英会話教室に行かなくても上達が期待できそうだ。

情報の多さは、正確な情報の集めやすさでもある。マイナー言語だと、間違った翻訳が結構ころがっている。数が増えるほど玉石混交になるという指摘もあるだろうが、マイナー言語は間違いを指摘する人が少ないのと、情報の比較ができないぶん、正確さを判断しにくい。

余談だが、以前やっていたブログに、翻訳ミスしたフィンランド語を載せてしまったら、その間違った翻訳をツイートしている人がいて「ごめん…」となった。

まとめ

情報の手に入れやすさ=習得のしやすさ

質の良い情報を簡単に手に入れられるほど、その言語の習得は簡単になる。

 

要素2: 学習にかかる費用

f:id:freeandlight:20190111215154j:plain

ネットで何でも学べる時代とは言え、紙の本はコンパクトにまとまっていて、真剣に学びたい人は書籍に目が行く。でも一言で言って、高いよね


↑このフィンランド語辞書もなかなかのお値段。

語学関連の書籍はえてして高めだけれど、マイナー言語ほど値段が上がる。
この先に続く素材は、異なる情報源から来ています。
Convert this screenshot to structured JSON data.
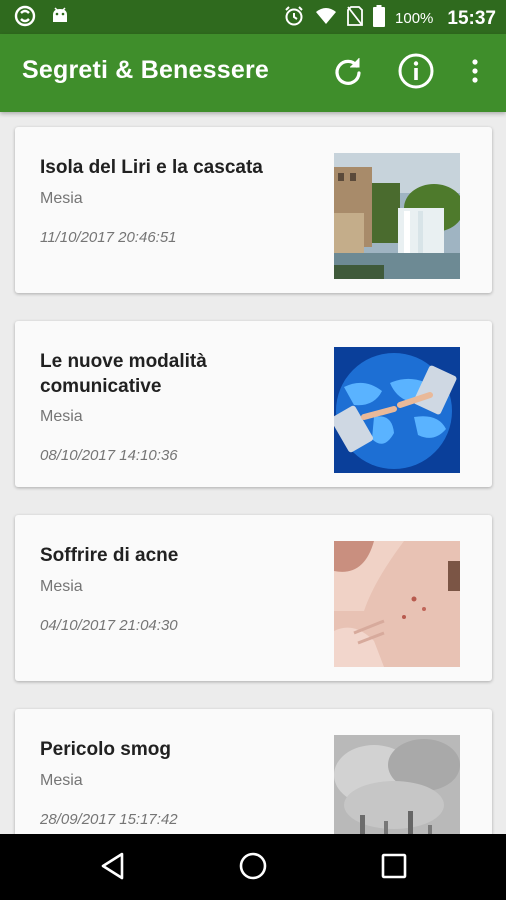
{
  "status_bar": {
    "battery_percent": "100%",
    "time": "15:37",
    "icons": [
      "app-sync-icon",
      "android-icon",
      "alarm-icon",
      "wifi-icon",
      "no-sim-icon",
      "battery-icon"
    ]
  },
  "app_bar": {
    "title": "Segreti & Benessere",
    "actions": [
      "refresh-icon",
      "info-icon",
      "overflow-menu-icon"
    ]
  },
  "colors": {
    "status_bar": "#2f6a1e",
    "app_bar": "#3f8e2b",
    "background": "#ececec",
    "card": "#fafafa"
  },
  "articles": [
    {
      "title": "Isola del Liri e la cascata",
      "author": "Mesia",
      "date": "11/10/2017 20:46:51",
      "image": "waterfall-town-image"
    },
    {
      "title": "Le nuove modalità comunicative",
      "author": "Mesia",
      "date": "08/10/2017 14:10:36",
      "image": "phones-world-map-image"
    },
    {
      "title": "Soffrire di acne",
      "author": "Mesia",
      "date": "04/10/2017 21:04:30",
      "image": "skin-acne-image"
    },
    {
      "title": "Pericolo smog",
      "author": "Mesia",
      "date": "28/09/2017 15:17:42",
      "image": "smokestacks-image"
    }
  ],
  "nav_bar": [
    "back-icon",
    "home-icon",
    "recents-icon"
  ]
}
古本も少ないし、図書館も期待できない。

さて、言語学習で大切なのは、話すこと、聞くこと。今は「Hello Talk」などのアプリでネイティブと簡単に交流ができるようになったが、実際に会って話すほうが得られる情報も多いし、モチベーションがあがる。

HelloTalk – Talk to the World

しかしマイナー言語になる程、教室や先生を探すのに苦労する。授業料も高いかもしれない。ネイティブと話すためにホームステイや留学をするにしても、マイナーな国ほど高くつく傾向に…。

まとめ

勉強にお金がかかるか=習得に時間がかかる

少ない予算で学ぼうとすると、限界が来てしまう。

コストが低くすむ言語ほど、学習しやすい。

要素3: モチベーションの維持しやすさ

f:id:freeandlight:20190111220009j:plain

「この言語の響きが好きでたまらない」とか「好きな人が○○人」なら良いが、マイナー言語を習得したところで、いったいどんなメリットがあるだろう?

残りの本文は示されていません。